A model that learns the landscape linking sequence to function can provide insight into function without having to do experiments. Unsupervised models of mutational effects can be learned from sequences [3, 4]. Statistical patterns in a family of evolutionarily related protein sequences contain information about structure and function [5–7]. This is because the properties of a protein act as constraints on the selection of sequences through evolution [8].
In the natural language modeling community, there has been interest in zero-shot transfer of models to new tasks. Massive language models can solve tasks they haven’t been directly trained on [9–11]. Recently protein language models have achieved state-of-the-art in various structure prediction tasks [12–14]. Work to date has mainly focused on transfer in the classical representation learning setting, using pre-trained features with supervision on the downstream task.
Depiction of a mutational effect prediction task. The objective is to score the effect of sequence mutations on the function of a protein. Deep mutational scanning experiments provide ground truth experimental measurements of the protein’s function (fluorescence activity in the example here) for a large set of single mutations or combinations of mutations. For each protein, the prediction task is to score each possible mutation and rank its relative activity. Predictions for single substitutions can be described in a score matrix. The columns are the positions in the sequence. The rows are the possible variations at each position.
In this work we show that language models trained on large and diverse protein sequence databases can predict experimental measurements of protein function without further supervision. Prior work has focused on transferring the representations using supervision from experimental data [15, 16]. We find that language models can transfer to predict functional measurements without supervision. Language models perform zero-shot and few-shot prediction of mutational effects across a variety of proteins with widely differing functions. We perform experiments with state-of-the-art protein language models ESM-1b [12] and MSA Transformer [13]. We introduce a new protein language model, ESM-1v, with zero-shot performance comparable to state-of-the-art mutational effect predictors. Performance can be further improved by fine-tuning the model with sequences from the protein family. Predictions capture the functional landscape of the protein, correlate with amino acid conservation patterns in the core and surface, and identify residues responsible for binding and activity.
2 Zero-shot transfer
Zero-shot learning has classically described the extension of a classifier to a new set of classes that have not been seen in training [17]. In natural language processing this idea has been extended to describe the transfer of models to entirely new tasks without further training. Proposed as zero-data learning by Larochelle et al. [18], this perspective on transfer has been at the center of recent work understanding the generalization capabilities of large language models [9–11, 19]. The distinction from representation learning is that the models are used directly without additional supervision for the task. This means that the tasks must be learned purely from pre-training.
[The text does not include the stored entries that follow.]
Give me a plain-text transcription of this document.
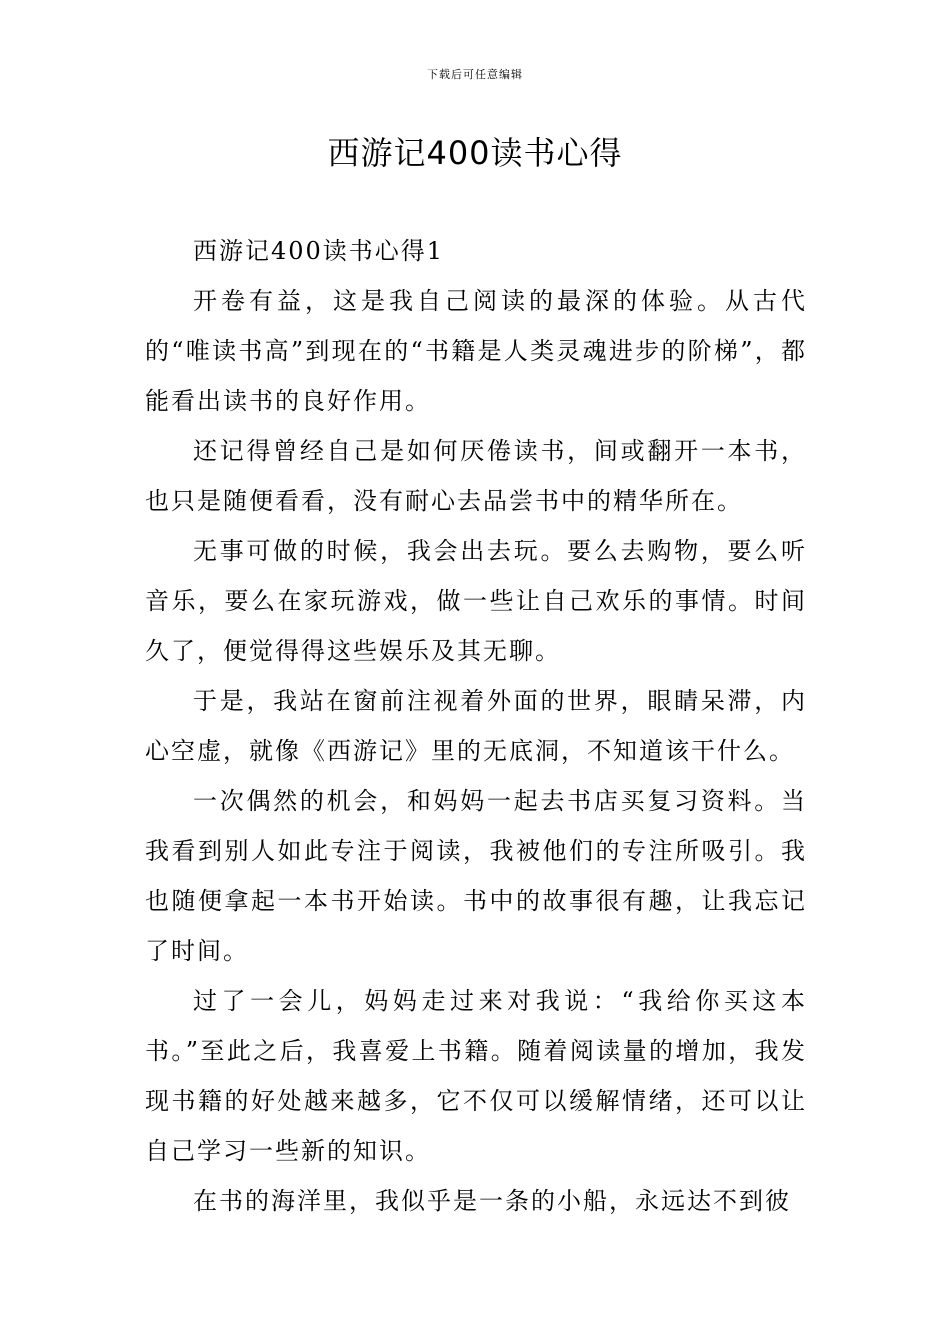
下载后可任意编辑
西游记400读书心得

西游记400读书心得1

开卷有益，这是我自己阅读的最深的体验。从古代的“唯读书高”到现在的“书籍是人类灵魂进步的阶梯”，都能看出读书的良好作用。

还记得曾经自己是如何厌倦读书，间或翻开一本书，也只是随便看看，没有耐心去品尝书中的精华所在。

无事可做的时候，我会出去玩。要么去购物，要么听音乐，要么在家玩游戏，做一些让自己欢乐的事情。时间久了，便觉得得这些娱乐及其无聊。

于是，我站在窗前注视着外面的世界，眼睛呆滞，内心空虚，就像《西游记》里的无底洞，不知道该干什么。

一次偶然的机会，和妈妈一起去书店买复习资料。当我看到别人如此专注于阅读，我被他们的专注所吸引。我也随便拿起一本书开始读。书中的故事很有趣，让我忘记了时间。

过了一会儿，妈妈走过来对我说：“我给你买这本书。”至此之后，我喜爱上书籍。随着阅读量的增加，我发现书籍的好处越来越多，它不仅可以缓解情绪，还可以让自己学习一些新的知识。

在书的海洋里，我似乎是一条的小船，永远达不到彼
In this work we take a similar perspective on zero-shot transfer to that of GPT-3, described in Brown et al. [10]. We define zero-shot transfer to be transfer of a model to a new task without any further supervision to specialize the model to the task. We also consider the closely related idea of few-shot transfer. Here as in Brown et al. [10] we define the few-shot setting to be one in which a few positive examples are given to the model as inputs at inference time. As in the zero-shot setting, no gradient updates are performed to specialize the model. Similar to Brown et al. [10], the claim is not one of out-of-distribution generalization. The assumption is that in the pre-training stage, the model learns information relevant to the tasks to which it will later be transferred. In the case of protein language models, the pre-training dataset includes sequences from across evolution, which implies the model may see examples of sequences from protein families on which it will be evaluated. The essential departure from the standard approach in computational biology is that the model is general purpose and can be applied across a variety of tasks without specialization.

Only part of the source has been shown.